Prepare Our Hearts – A Devotional from Central Presbyterian Church

A mid-week devotional from Central Presbyterian Church helping us to help prepare our hearts for the day ahead.  If you would like to receive these in your inbox, please let us know. Find the complete archive here.

Thursday, October 14, 2021
Mark 13:24-27

The Coming of the Son of Man
24 “But in those days, after that tribulation, the sun will be darkened, and the moon will not give its light, 25 and the stars will be falling from heaven, and the powers in the heavens will be shaken. 26 And then they will see the Son of Man coming in clouds with great power and glory. 27 And then he will send out the angels and gather his elect from the four winds, from the ends of the earth to the ends of heaven.

People typically make one of two errors in regards to the passages of Scripture that deal with the end times. The first, and most obvious mistake, is to become unhealthily obsessed with the subject. This can lead to things such as selling everything and moving to a Caribbean island to avoid the imminent tribulation wrought by the newly elected anti-Christ, draining retirement accounts and giving them to help a radio preacher—who lives in a gated mansion—to fund billboards nationwide warning that the world is ending in just a few months, or the much less dramatic, but equally tragic, act of leaving a loving church community upon discovering the pastor holds to a different theological view of eschatology. 

The second faulty approach to Biblical prophecy is much more subtle, and far more common, and that is to just skip them altogether. Many otherwise faithful Scripture readers admit that when they come to the prophetic portions of Daniel, Ezekiel, and especially Revelation, they simply turn the page. Whether out of confusion over interpreting vivid imagery often found within the text, or perhaps as a reaction against those who have become wholly consumed by prophecy, many Christians view studying prophecy as making a choice between ignorance or obsession.

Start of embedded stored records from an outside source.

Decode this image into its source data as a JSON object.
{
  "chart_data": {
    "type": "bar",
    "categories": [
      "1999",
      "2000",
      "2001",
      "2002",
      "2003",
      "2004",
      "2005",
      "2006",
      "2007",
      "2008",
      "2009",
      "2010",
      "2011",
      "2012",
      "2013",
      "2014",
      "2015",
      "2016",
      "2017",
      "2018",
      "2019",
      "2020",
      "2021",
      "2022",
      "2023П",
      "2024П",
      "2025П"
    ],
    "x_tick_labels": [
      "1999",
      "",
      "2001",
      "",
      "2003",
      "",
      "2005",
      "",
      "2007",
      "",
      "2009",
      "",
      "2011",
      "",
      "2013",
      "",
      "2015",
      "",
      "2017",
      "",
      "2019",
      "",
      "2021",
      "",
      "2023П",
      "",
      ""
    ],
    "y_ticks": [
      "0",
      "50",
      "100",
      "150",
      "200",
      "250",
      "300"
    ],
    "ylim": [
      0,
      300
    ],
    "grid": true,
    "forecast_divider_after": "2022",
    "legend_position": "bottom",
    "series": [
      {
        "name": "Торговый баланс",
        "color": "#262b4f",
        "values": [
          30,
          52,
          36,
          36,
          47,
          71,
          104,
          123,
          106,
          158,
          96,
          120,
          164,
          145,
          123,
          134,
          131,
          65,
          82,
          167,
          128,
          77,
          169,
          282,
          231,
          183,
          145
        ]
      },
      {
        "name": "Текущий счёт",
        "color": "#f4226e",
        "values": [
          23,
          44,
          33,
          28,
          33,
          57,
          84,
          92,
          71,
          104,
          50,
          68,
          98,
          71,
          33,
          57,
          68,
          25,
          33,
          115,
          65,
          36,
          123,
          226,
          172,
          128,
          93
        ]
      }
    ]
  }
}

As Jesus closed this session with the disciples, it is clear that He wanted them to be informed, but not burdened, about what was yet to come. In light of the trauma that lay ahead over the next few days, the disciples were to find comfort in the knowledge that the cross was not the end of the story. Rather, in a very real sense, the death of Jesus was only the end of the beginning. Likewise, the empty tomb and resurrection marked just the very beginning of the end, which continues today.  

Jesus’ main idea was that He will not, ever, abandon His people. At the end of the end, Jesus explained that the world as we know it will cease to be. In Revelation 21, the Lord declares to His bride, the church, “Behold, I am making all things new.” This includes new heavenly bodies for the elect, imperishable ones that will never experience pain or disease or injury or sadness. But also, as Scripture repeatedly tells, and Jesus reiterated, entirely new celestial bodies.

At the moment of His return, the sun, moon, and stars will bow in reverence to their Maker as He assumes His rightful place as the only true source of light. Irrevocably marred by the invasive, tendril-like effects of human sin, creation will be unmade, and then remade, following a pattern we see throughout the Scriptures of Creation, De-creation, and Re-creation.

Before He even ascended to heaven, Jesus promised that He would come again to gather all who belong to Him. Jesus knew that when He returns His church would no longer fit neatly into a small upper room in Jerusalem. His angels will scour the world, to every corner of the globe, to ensure that not a single saint is left behind. 

These words of Jesus were spoken to bring comfort, not distress. They are a reminder that we should long in eager expectation for the good things God has in store for the future. Because of what Jesus has done, His kingdom is already ours if we place our hope in Him, but we are not home yet. 

Even as we yearn for that time when we will be with Him, there is still much work to be done. In Mere Christianity C. S. Lewis wrote, “If you read history you will find that the Christians who did most for the present world were precisely those who thought most of the next.” Rather than allowing our curiosity or fear about aligning current events to Scripture consume our time with the Lord, when our hearts are fixed on Him and His promises, we can have confidence that no matter what the future may hold, we are secure in the One who holds the future. May we endeavor to proclaim His name to the ends of the earth with the full assurance of His provision and presence.

Prayer for Today:

Father God, We admit that the prospect of “the end” typically scares us rather than empowers us. Remind us today that Your love is greater, Your kingdom is better, and Your will is perfect. May you guide us in all our ways, that we would use whatever days that remain to make Your name known through all the world. In the name of Jesus we pray, Amen.